Ms. Yow served as General Manager of Fluidigm Singapore Pte. Ltd. From August 2004 to May 2005, Ms. Yow served as Vice President Engineering (Asia) for Kulicke and Soffa, a public semiconductor equipment manufacturer. From March 1991 to July 2004, Ms. Yow served as Director, Assembly Operations, Plant Facilities and EHS, for National Semiconductor Singapore, a semiconductor fabrication subsidiary of National Semiconductor Corporation. Ms. Yow received a BE in Electronic Engineering from Curtin University, a Certificate in Management Studies from the Singapore Institute of Management and a Diploma in Electrical Engineering from Singapore Polytechnic.

 

Board of Directors

 

Samuel Colella has served as a member of our Board of Directors since July 2000. Mr. Colella is a managing director of Versant Ventures, a healthcare venture capital firm he co-founded in 1999, and has been a general partner of Institutional Venture Partners since 1984. Mr. Colella is a member of the Board of Directors of Alexza Pharmaceuticals, Inc., Genomic Health, Inc. and Jazz Pharmaceuticals, Inc.
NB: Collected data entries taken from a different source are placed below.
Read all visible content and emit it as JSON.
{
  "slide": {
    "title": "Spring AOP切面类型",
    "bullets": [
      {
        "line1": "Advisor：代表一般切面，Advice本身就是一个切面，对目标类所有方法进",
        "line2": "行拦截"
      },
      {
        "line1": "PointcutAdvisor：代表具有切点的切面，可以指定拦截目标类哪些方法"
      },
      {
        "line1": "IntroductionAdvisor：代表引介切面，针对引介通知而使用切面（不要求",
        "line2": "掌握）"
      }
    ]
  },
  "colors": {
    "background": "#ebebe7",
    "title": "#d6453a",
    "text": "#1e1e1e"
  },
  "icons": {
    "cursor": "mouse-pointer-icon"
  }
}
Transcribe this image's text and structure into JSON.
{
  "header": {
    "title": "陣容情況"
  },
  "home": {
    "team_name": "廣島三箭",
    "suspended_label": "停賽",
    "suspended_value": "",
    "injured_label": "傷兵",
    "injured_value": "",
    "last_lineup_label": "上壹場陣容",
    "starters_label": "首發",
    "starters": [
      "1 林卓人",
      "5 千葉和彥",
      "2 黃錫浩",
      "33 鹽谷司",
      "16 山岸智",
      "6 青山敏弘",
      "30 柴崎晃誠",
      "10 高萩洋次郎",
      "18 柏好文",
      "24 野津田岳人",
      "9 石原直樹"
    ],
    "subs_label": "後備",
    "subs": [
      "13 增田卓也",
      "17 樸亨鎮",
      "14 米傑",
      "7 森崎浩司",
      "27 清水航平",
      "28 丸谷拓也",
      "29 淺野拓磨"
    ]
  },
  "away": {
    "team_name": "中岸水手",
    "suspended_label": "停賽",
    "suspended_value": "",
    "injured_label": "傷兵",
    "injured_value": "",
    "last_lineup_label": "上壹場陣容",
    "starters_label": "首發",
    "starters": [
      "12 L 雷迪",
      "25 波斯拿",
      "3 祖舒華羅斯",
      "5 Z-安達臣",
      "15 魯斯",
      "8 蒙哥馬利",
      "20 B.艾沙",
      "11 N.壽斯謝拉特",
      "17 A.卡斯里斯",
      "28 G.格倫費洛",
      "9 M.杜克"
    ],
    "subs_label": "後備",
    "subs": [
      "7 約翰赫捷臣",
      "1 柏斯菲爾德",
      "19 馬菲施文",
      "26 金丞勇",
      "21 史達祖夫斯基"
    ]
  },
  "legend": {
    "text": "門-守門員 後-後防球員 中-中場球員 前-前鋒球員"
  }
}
Mr. Colella received a B.S. in business and engineering from the University of Pittsburgh and an M.B.A. from Stanford University.

 

Michael Hunkapiller, Ph.D. has served as a member of our Board of Directors since August 2005. He has been a Partner at Alloy Ventures, a venture capital firm, since February 2004. From July 1983 to August 2004, he served in various managerial and research and development positions at Applied Biosystems, most recently as President, from March 1997 to August 2004. He received a B.S. in Chemistry from Oklahoma Baptist University and a Ph.D. in Chemical Biology from Caltech.

 

Elaine V. Jones, Ph.D. has been a member of our Board of Directors since October 2001. Since August 2003, she has been a general partner of EuclidSR Associates, L.P., which is the general partner of EuclidSR Partners, L.P., a venture capital fund that focuses on life sciences and information technology companies. Dr. Jones was an investment manager from June 1999 to September 2001, and was a Vice President from September 2001 to August 2003, for S.R. One, Limited, a venture capital subsidiary of SmithKline Beecham. Dr. Jones is a graduate of Juniata College and received a Ph.D. in Microbiology from the University of Pittsburgh.